With the change in global outlook during the second quarter, a good portion of capital expenditure went on hold, as reported during the recent earnings’ season.
On an annualized basis, expectations are for GDP to pick up the pace to 2.0% from 1.7% in the prior reading. While this is barely at replacement level, it’s still substantially better than Switzerland’s main trading partner, Germany. The lack of German growth is being blamed, in part, for Switzerland’s underperformance.
It’s Not Always Good to Be the Best
Swiss exports rely primarily on high-skill, high-technology products with an emphasis on luxury goods. With the global economy on shaky ground, often where costs are first cut is with luxury goods.
With the disparate results between the US and EU, the Swiss have been trying to switch their trading towards the Americas. However, they haven’t made significant enough of a change to support the GDP yet.
The other factor weighing on the economy is how the country is seen as stable and a good investment. Investors are desperate to find safe havens, like CHF-denominated assets. This has pushed the franc up, making it harder for Swiss exporters.
Politics Are Not Exactly Helping
Even as the world is facing the impacts of the trade war and Brexit, Switzerland and the EU are stuck renegotiating the terms of their relationship, with little progress.
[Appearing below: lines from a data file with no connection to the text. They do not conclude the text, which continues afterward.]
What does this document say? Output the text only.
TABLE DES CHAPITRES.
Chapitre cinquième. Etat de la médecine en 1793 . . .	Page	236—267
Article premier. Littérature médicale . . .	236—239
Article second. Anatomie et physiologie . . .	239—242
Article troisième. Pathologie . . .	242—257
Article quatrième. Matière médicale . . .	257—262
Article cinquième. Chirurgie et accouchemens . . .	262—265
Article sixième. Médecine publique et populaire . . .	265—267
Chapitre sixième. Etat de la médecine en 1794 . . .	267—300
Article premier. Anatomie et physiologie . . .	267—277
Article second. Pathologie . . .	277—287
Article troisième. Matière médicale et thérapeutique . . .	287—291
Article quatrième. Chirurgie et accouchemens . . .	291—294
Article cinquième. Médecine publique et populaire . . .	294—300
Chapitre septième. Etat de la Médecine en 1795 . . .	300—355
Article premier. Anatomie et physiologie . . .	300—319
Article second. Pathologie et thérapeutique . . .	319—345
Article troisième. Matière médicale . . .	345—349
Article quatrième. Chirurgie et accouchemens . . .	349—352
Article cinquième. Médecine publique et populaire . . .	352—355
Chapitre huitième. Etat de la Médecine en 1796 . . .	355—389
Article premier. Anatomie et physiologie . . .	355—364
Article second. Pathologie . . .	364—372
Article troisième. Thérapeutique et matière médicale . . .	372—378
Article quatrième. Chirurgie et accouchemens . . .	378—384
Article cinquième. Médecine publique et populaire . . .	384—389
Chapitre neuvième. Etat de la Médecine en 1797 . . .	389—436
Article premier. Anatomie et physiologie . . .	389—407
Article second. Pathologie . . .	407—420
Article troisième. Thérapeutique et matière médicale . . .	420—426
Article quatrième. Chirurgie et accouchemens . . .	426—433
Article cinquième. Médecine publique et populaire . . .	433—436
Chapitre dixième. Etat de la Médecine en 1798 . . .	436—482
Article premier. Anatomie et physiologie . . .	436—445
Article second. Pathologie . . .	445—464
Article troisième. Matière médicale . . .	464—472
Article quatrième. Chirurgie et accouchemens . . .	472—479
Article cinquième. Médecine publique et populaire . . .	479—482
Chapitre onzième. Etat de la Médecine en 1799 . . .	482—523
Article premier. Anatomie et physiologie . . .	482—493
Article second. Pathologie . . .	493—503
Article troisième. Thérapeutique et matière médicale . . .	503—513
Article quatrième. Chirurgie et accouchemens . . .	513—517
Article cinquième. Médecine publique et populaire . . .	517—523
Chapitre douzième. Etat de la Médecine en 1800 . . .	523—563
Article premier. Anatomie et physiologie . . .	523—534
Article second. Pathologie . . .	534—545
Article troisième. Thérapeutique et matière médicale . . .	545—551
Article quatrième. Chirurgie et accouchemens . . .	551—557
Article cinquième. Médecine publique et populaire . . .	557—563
Both sides accuse the other of intransigence.
In fact, some tit-for-tat measures are already being taken. These include refusing to allow cross-border equity trading. The uncertainty of how that will play out over the next year is a factor keeping some investors wary.
On a positive note, however, Switzerland is about to sign a free trade deal with Mercosur. This will broaden its export reach while providing access to cheaper raw materials. There is even talk that the UK might join the EFTA after Brexit.
Switzerland has a solid reputation among investors. Therefore, it would take a severe miss of expectations to knock down market sentiment. As long as Switzerland is performing better than Germany (not a hard feat at the moment), generally we could expect the CHF to be bolstered by the results.